Let’s break down some of the major components that helped them achieve their huge success.

Humble beginnings

Airbnb started in 2008 when founders Brian Chesky and Joe Gebbia realized there was a business idea to rent out our air mattresses to travelers in their living rooms when hotel space for a major conference in San Francisco was full.

The idea then evolved into a website.

Other people have used the website to do the same thing.

Boom. Airbnb.

Do things that don’t fit

Instead of investing in paid ads or social media, they started manually reaching out to people who would be the perfect customer for their website/platform.

Every time someone has posted on Craigslist that they are offering their home for a bed and breakfast or for short-term housing.

They emailed them – asking if they wanted to list their platform.

It was manual, and it was tedious, but it worked.

It was inexpensive and it worked.

To quote Paul Graham, “Doing things that don’t evolve”.

The results?

After initial success, they coded an automated tool that automatically reached new Craigslist posts.

They have refined the copy, made onboarding and registration easier and more user-friendly.

It led to viral growth and was the start of an incredible story of a company redefining its category.

Scale and grow

Airbnb is a masterclass in startup strategy, marketing strategy, and sales strategy.

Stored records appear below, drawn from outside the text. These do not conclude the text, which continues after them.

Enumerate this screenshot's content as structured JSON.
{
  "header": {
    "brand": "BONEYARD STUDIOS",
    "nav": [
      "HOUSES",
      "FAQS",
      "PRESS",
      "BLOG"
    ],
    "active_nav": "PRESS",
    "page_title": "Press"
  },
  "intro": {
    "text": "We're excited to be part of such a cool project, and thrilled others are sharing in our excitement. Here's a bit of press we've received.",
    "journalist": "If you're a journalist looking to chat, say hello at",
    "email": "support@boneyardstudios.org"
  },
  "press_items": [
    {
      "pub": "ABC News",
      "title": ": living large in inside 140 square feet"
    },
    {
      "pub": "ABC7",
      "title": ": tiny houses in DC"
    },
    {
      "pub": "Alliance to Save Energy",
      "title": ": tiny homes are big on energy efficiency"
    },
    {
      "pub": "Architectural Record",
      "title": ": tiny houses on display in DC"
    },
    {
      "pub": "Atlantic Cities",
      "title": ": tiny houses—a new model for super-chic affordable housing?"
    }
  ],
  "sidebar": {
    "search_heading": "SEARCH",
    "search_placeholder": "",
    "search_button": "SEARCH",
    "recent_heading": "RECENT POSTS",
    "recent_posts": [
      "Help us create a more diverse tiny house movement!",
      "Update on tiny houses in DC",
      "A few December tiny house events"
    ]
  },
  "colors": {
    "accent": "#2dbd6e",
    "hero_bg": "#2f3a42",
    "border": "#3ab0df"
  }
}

They failed many times before achieving any success, and the early lessons they used to achieve their initial momentum, as well as the many scaling and growth strategies they used to achieve the unicorn status, we’re equally impressive (and far too many to properly cover in a newsletter).

While researching this case study, I came across a 230+ page case study that discusses growth strategies and ideas post Craigslist, Airbnb, so if you want to know more about some awesome things and innovations that Airbnb has evolved, check out these links.

Lessons learned

There are a few lessons we can learn from Airbnb’s Craigslist strategy.

Growth doesn’t have to be sexy.

Airbnb realized that growing startups could use very traditional, boring, and simple methods to achieve initial growth. The Craigslist strategy was basically an outbound sales strategy for a SaaS project. I know enough developers who just want to set up an inbound machine and never type an email or chat with a customer, and just drive traffic and maximize conversions. Do boring things that work. You don’t need paid ads, fancy funnels, graphic design. You need to write a few sentences and focus on getting customers wherever they are.

Meet customers where they are.

Airbnb has not focused on targeting, retargeting and spreading a wide network. They just met their customers where they were. I don’t think I’ve ever heard of a Silicon Valley thinking it wanted to spend its time on a platform as “unsexy” as Craigslist. But they realized their customers were there – so they just spent time meeting the customers on whatever platform/medium they preferred.

Be unconventional.

Keep it simple, don’t over complicate the customer acquisition process. Just because your strategy doesn’t align with the strategy used by a CMO discussing the latest high-tech demand generation programs on a popular marketing podcast doesn’t mean it’s wrong. Being unconventional is a good thing.

Do things that don’t scale.

To create a process that will allow you to scale your business, it won’t be scalable from day one. It will not be automated; it will not be mass available. It will be slow and painful. A common trap that founders or marketers fall into is that they assume that if they build it, customers will come. This is the most dangerous mental trap to fall into. Almost every successful business or strategy works because someone made it work. I figured out how to optimize it manually. It took an awful lot of time to figure it out, and only then, once they proved it was successful, did they find ways to scale it and automate it. Manually recruit users and land customers, then scale this process, once you know it works.